How does someone find their way to your heart? How do you know you feel safe with someone? What do you sense in your body that tells you that?

How do you find your way to your child’s heart? What does your child know about you that has been safe for him/her?

When you were younger, how and who made you feel protected? What were some of the things they did to help you feel safe? Who looked after you that you knew you would always feel safe with? What was it about them that helped you to know that feeling with such confidence?

Whose voice do you hear when you want to feel safe, calm and protected?

When you think about your child, what is it about him/her that you hold in your heart that makes you want to protect them?

Imagine or bring something with you that you believe is important to your child’s safety to a counselling session. It can be a toy, photo, book as an example. Hold this item and imagine your child holding it or playing with it or being comforted by it. What will your child be feeling the most? What will his/her breathing be like as they hold it and play with it? What will the look in his/her eyes tell you about how he/she are feeling? What will he/she be saying to you about it? What will his/her tone of voice sound like?

If you and your child were holding each other softly, what would it feel like in your heart? What words would you use to help your child know that they are safe?

Trace a story from your life where safety in the face of fear was an experience you really valued. How did it start? What did it mean to you? What do you still carry with you about that experience?

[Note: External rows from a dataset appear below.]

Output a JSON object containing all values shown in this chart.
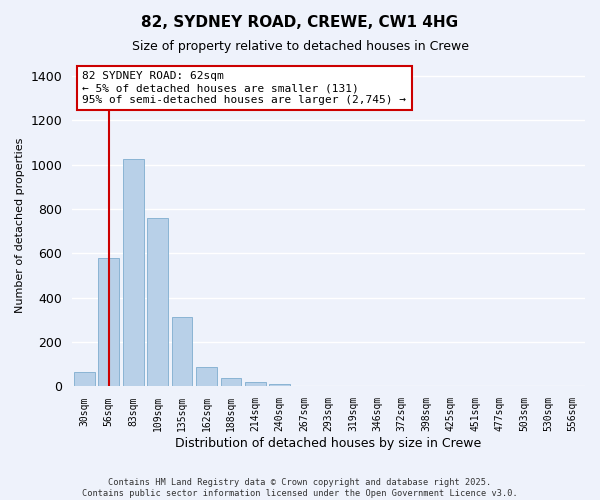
{
  "title": "82, SYDNEY ROAD, CREWE, CW1 4HG",
  "subtitle": "Size of property relative to detached houses in Crewe",
  "xlabel": "Distribution of detached houses by size in Crewe",
  "ylabel": "Number of detached properties",
  "bar_labels": [
    "30sqm",
    "56sqm",
    "83sqm",
    "109sqm",
    "135sqm",
    "162sqm",
    "188sqm",
    "214sqm",
    "240sqm",
    "267sqm",
    "293sqm",
    "319sqm",
    "346sqm",
    "372sqm",
    "398sqm",
    "425sqm",
    "451sqm",
    "477sqm",
    "503sqm",
    "530sqm",
    "556sqm"
  ],
  "bar_values": [
    65,
    580,
    1025,
    760,
    315,
    90,
    40,
    20,
    10,
    0,
    0,
    0,
    0,
    0,
    0,
    0,
    0,
    0,
    0,
    0,
    0
  ],
  "bar_color": "#b8d0e8",
  "bar_edge_color": "#8ab4d4",
  "vline_x": 1,
  "vline_color": "#cc0000",
  "annotation_title": "82 SYDNEY ROAD: 62sqm",
  "annotation_line1": "← 5% of detached houses are smaller (131)",
  "annotation_line2": "95% of semi-detached houses are larger (2,745) →",
  "ylim": [
    0,
    1450
  ],
  "yticks": [
    0,
    200,
    400,
    600,
    800,
    1000,
    1200,
    1400
  ],
  "background_color": "#eef2fb",
  "grid_color": "#ffffff",
  "footer1": "Contains HM Land Registry data © Crown copyright and database right 2025.",
  "footer2": "Contains public sector information licensed under the Open Government Licence v3.0."
}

Consider a time when you were able to share the feeling of safety with your child in a way that you knew they felt it deeply. How do you know that he/she shared that feeling and experience with you then? What was it like for you to share this feeling of safety with your child in such an intensive way?

If feeling safe was difficult for someone you knew, how would you help them? What would you say to him/her? How would you say it? What would you show him/her in the way you interacted with him/her?

It is not often that we find the time to think about the way we value relationships. We need to really think about what all children need. First and foremost, all children need to feel and be safe. It is the most important gift we can give them.


Being ready for safety, allowing it to fill your life, and appreciating its wonderful effects is the basis for of respect and love. It a small gift we can give all those around us, whether they are children or adults.